Già, Al Qaeda maneggia tanti soldi, che non servono solo a pagare la mercede agli operai del terrore, ma anche per allestire campi di addestramento in luoghi riparati (gli attacchi in Yemen sono stati portati proprio contro questi obiettivi), pagare gli istruttori, la logistica, le armi, l’approvvigionamento. Perché Al Qaeda è un piccolo esercito, seppur nella sua anomala follia, con i relativi costi, aumentati a dismisura per garantire un minimo di riservatezza, alla quale pare tengano molto (tra le spese vanno annoverate anche quelle per corrompere autorità compiacenti). Poi ci sono le spese extra, quelle per gli attentati, spettacolari o meno, che hanno un costo elevatissimo, sia per la logistica che per le materie prime. Soldi che provengono dai vari traffici nei quali si è specializzato il network: droga, armi, esseri umani. E che, ovviamente, devono essere riciclati presso istituti finanziari. E che attraverso altri, e tanti, istituti finanziari rifluiscono poi per la bisogna ai vari terminali dell’Agenzia; a meno di non immaginare beduini che corrono su e giù nel deserto con valige di cartone piene di milioni di dollari. Invano si cercherà nella cronaca, in più di dieci anni di inchieste ad opera degli esperti dell’antiterrorismo, di investigatori occhiuti pronti a snocciolare ai media i più intimi e riservati segreti dell’Agenzia del terrore, la notizia di una sola operazione che abbia scoperto una banca o un conto corrente, sia pure postale, utilizzato allo scopo, a fronte di decine di migliaia di operazioni spettacolari con droni fantascientifici. E dire che senza soldi anche Al Qaeda andrebbe in liquidazione: “no soldi no party”. Una constatazione banale che suscita qualche curiosità. Tale discrasia, d’altronde, ebbe a manifestarsi già al primo apparire pubblico della geometrica potenza di questa Agenzia del terrore, ovvero l’infausto 11 settembre 2001. Prima dell’attentato furono registrate notevoli anomalie in borsa: azioni che sarebbero crollate subito dopo il mega-attentato furono vendute, furono incassate somme notevoli da chi aveva scommesso sul collasso di alcune società quotate e via dicendo. Tanto che il presidente George W. Bush aveva annunciato un’inchiesta approfondita sulla cosa. Purtroppo dell’inchiesta non se ne è più saputo nulla, derubricata, forse, a caso di preveggenza collettiva (o d’élite che dir si voglia). Capita, c’era da organizzare una guerra in Afghanistan, non si poteva perdere tempo in sciocchezze.

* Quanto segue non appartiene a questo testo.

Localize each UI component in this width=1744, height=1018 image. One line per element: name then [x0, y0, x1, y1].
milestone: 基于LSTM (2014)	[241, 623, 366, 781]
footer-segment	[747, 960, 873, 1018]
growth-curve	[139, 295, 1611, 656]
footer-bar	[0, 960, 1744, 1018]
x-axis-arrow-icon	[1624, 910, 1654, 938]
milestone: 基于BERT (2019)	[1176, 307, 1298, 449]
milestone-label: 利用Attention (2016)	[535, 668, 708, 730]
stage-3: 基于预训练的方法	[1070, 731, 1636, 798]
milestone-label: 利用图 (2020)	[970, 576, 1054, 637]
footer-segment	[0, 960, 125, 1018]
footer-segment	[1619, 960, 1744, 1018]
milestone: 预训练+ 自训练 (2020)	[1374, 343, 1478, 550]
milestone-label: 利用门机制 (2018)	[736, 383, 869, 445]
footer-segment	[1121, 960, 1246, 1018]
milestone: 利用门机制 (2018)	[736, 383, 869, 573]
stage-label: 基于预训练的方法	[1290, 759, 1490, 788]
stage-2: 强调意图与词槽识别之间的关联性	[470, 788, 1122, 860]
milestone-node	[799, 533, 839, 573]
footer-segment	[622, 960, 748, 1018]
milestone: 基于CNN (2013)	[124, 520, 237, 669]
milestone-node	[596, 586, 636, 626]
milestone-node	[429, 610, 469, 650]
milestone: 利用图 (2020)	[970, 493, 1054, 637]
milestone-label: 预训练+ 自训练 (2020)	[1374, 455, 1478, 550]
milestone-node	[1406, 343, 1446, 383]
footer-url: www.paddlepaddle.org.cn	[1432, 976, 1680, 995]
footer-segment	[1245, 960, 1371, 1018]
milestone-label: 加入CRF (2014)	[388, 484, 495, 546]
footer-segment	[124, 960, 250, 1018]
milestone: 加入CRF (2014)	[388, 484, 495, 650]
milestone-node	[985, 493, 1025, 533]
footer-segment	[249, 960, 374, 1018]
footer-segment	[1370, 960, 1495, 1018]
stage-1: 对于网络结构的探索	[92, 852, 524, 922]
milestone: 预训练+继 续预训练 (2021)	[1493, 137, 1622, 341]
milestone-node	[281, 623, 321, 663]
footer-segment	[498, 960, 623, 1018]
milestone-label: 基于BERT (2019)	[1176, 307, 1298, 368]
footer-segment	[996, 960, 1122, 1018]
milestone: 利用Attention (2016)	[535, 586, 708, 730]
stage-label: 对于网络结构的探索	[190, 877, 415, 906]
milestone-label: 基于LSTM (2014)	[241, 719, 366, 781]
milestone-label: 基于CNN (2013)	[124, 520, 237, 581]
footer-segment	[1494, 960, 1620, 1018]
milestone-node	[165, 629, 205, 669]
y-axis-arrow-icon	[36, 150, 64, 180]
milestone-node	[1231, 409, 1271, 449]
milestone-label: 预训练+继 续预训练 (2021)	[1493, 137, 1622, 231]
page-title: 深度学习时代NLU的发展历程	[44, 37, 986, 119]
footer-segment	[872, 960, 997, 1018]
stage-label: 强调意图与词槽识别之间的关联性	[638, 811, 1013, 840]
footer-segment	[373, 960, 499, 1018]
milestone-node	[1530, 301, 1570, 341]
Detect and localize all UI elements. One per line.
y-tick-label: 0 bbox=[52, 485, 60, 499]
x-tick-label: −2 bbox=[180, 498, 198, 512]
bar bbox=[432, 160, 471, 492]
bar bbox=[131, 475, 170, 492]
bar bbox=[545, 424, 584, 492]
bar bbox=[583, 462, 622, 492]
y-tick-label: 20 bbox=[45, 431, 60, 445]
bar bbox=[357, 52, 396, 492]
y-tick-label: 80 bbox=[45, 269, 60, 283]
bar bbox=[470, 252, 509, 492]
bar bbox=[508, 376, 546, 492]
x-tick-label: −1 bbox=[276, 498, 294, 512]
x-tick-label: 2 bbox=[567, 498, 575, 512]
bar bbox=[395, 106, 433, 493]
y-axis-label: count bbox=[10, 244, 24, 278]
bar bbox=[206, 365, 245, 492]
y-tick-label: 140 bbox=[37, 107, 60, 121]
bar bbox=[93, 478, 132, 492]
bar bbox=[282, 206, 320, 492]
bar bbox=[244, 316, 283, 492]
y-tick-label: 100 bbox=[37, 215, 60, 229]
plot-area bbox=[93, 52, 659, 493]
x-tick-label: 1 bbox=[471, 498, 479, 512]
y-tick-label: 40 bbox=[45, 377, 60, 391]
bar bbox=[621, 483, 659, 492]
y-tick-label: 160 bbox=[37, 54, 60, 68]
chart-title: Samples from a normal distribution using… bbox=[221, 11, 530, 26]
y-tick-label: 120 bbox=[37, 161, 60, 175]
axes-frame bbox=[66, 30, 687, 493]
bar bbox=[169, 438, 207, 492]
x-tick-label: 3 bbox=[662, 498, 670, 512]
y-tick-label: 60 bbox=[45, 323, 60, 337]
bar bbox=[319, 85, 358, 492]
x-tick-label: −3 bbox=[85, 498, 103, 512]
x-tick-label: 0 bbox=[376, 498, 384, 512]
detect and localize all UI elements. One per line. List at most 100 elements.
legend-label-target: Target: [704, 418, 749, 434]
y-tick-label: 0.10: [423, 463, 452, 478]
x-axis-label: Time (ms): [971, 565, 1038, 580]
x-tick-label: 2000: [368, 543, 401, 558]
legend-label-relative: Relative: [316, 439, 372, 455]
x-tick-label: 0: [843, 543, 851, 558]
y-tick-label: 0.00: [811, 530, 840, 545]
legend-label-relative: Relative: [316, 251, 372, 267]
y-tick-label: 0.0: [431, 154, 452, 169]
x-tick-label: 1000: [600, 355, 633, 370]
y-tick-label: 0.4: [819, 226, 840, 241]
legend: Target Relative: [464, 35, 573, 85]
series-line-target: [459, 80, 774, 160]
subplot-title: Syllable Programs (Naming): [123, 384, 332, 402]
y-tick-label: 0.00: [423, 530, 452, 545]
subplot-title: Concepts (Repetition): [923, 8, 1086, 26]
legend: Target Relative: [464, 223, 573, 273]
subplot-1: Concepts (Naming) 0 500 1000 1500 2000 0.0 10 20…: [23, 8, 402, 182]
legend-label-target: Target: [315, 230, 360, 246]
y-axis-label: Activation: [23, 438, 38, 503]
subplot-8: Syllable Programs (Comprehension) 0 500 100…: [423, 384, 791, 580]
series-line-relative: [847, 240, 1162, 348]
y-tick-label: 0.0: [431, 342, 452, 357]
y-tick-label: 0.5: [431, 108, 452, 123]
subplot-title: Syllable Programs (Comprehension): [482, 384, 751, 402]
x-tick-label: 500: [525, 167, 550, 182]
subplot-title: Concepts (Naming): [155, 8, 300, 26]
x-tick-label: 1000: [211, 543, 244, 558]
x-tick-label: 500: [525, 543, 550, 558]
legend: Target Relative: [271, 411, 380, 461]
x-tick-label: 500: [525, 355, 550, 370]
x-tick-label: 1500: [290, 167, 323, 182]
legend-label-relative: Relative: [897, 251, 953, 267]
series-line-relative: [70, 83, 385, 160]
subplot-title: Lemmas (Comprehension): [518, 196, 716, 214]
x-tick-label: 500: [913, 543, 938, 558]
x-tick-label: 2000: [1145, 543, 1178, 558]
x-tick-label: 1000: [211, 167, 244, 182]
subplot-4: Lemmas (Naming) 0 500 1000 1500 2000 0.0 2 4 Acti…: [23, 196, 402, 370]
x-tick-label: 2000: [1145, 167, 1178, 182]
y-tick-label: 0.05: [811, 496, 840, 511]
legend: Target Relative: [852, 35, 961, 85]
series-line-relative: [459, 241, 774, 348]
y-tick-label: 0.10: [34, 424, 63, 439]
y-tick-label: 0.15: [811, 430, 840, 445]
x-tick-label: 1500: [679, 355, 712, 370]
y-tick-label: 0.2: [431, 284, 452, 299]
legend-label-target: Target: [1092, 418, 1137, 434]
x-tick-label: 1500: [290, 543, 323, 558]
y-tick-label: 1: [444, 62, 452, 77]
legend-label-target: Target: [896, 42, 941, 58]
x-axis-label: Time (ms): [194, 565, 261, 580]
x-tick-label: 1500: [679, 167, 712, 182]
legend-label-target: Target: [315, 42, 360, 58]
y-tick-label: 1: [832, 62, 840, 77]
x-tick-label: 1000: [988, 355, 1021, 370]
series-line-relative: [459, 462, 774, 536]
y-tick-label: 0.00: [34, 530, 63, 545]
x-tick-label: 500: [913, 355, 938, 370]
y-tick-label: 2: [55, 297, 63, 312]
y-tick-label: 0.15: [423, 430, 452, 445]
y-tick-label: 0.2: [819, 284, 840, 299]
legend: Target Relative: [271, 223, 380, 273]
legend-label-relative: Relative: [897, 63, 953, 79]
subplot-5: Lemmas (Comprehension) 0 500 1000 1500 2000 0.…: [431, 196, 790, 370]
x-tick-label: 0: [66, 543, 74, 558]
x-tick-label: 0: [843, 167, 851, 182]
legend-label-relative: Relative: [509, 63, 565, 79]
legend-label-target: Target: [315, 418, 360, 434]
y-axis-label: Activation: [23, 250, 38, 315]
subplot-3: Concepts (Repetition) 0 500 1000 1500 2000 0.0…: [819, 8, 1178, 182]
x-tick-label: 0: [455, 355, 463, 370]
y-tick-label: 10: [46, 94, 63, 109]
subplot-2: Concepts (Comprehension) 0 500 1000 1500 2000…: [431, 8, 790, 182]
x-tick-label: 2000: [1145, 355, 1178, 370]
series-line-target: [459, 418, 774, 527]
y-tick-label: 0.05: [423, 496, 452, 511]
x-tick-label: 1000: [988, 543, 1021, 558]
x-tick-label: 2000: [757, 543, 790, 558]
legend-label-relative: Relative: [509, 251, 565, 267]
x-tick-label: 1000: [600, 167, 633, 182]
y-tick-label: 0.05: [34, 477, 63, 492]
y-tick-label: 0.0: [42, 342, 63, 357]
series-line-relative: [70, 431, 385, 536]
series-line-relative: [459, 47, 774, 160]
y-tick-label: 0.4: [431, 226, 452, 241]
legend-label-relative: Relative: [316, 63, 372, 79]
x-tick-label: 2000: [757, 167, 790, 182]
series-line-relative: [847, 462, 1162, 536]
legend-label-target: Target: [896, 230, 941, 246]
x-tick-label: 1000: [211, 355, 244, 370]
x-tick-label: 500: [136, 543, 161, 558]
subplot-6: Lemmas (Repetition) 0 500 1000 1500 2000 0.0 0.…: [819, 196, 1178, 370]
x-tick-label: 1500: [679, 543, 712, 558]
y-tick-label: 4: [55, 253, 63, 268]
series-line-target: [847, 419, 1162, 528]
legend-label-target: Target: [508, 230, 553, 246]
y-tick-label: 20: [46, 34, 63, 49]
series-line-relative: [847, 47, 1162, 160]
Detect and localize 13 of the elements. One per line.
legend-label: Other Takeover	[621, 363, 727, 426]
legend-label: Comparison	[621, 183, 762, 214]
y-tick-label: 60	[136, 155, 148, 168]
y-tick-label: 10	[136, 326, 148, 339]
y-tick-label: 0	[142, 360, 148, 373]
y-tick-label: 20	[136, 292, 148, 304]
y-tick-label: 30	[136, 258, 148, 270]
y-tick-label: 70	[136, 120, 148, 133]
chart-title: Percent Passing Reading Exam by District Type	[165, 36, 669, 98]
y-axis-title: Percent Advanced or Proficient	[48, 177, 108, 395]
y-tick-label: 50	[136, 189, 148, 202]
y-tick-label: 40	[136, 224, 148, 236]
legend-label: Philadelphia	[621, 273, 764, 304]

Ma per tornare alla cronaca spicciola, e al raid dei droni Usa in Yemen, c’è da spiegare questa improvvisa attività dei giustizieri del Joystick, strumento con il quale si gioca a questo gioco mortale dal chiuso di una stanza segreta. Era successo che una settimana prima in Yemen si era tenuta una festa del terrore: un video messo su internet rilanciava le immagini di un’adunanza di Al Qaeda, stretta attorno a tal Nasir Wuhayshi, tizio considerato numero due di questa organizzazione segreta (ma che può tranquillamente essere rimpiazzato da altri alla sua morte, tanto i ruoli e i numeri sono interscambiabili in questa Agenzia). Come in tutte le feste di Al Qaeda, si minacciavano sfracelli contro gli infedeli, loro che non sanno neanche cosa sia l’Islam, e si discuteva amenamente di obbiettivi da colpire un po’ qua un po’ là. Cose ben note alla cronaca nera di questi anni. Una festa giocosa del terrore organizzata alla luce del sole, con centinaia di partecipanti, ricchi premi e cotillon. Il tutto in barba ai servizi segreti di mezzo mondo, in particolare alla Nsa che, come da rivelazioni recenti, spia telefoni mobili e immobili, social Network, internet, agende, televisori, lavastoviglie, tasche di ignari cittadini, zainetti dei bambini in tutto l’orbe terracqueo, a maggior sicurezza dei cittadini americani. Ora, qualcuno ha appunto messo in rete l’adunanza festosa di Al Qaeda in Yemen e alla Nsa ci devono essere rimasti male, perché gli avevano rubato l’esclusiva. Così, a una settimana di distanza, quando ormai gli organizzatori della festa erano tornati a casa ad accudire i gerani, hanno scatenato il finimondo contro alcuni beduini che non si erano accorti che nel frattempo mezzo mondo aveva visto le immagini della loro performance in mezzo al deserto.

La prontezza dell’operazione segna un’ulteriore vittoria della security Usa contro la minaccia del terrorismo internazionale con conseguente sospiro di sollievo dei cittadini Usa e del mondo.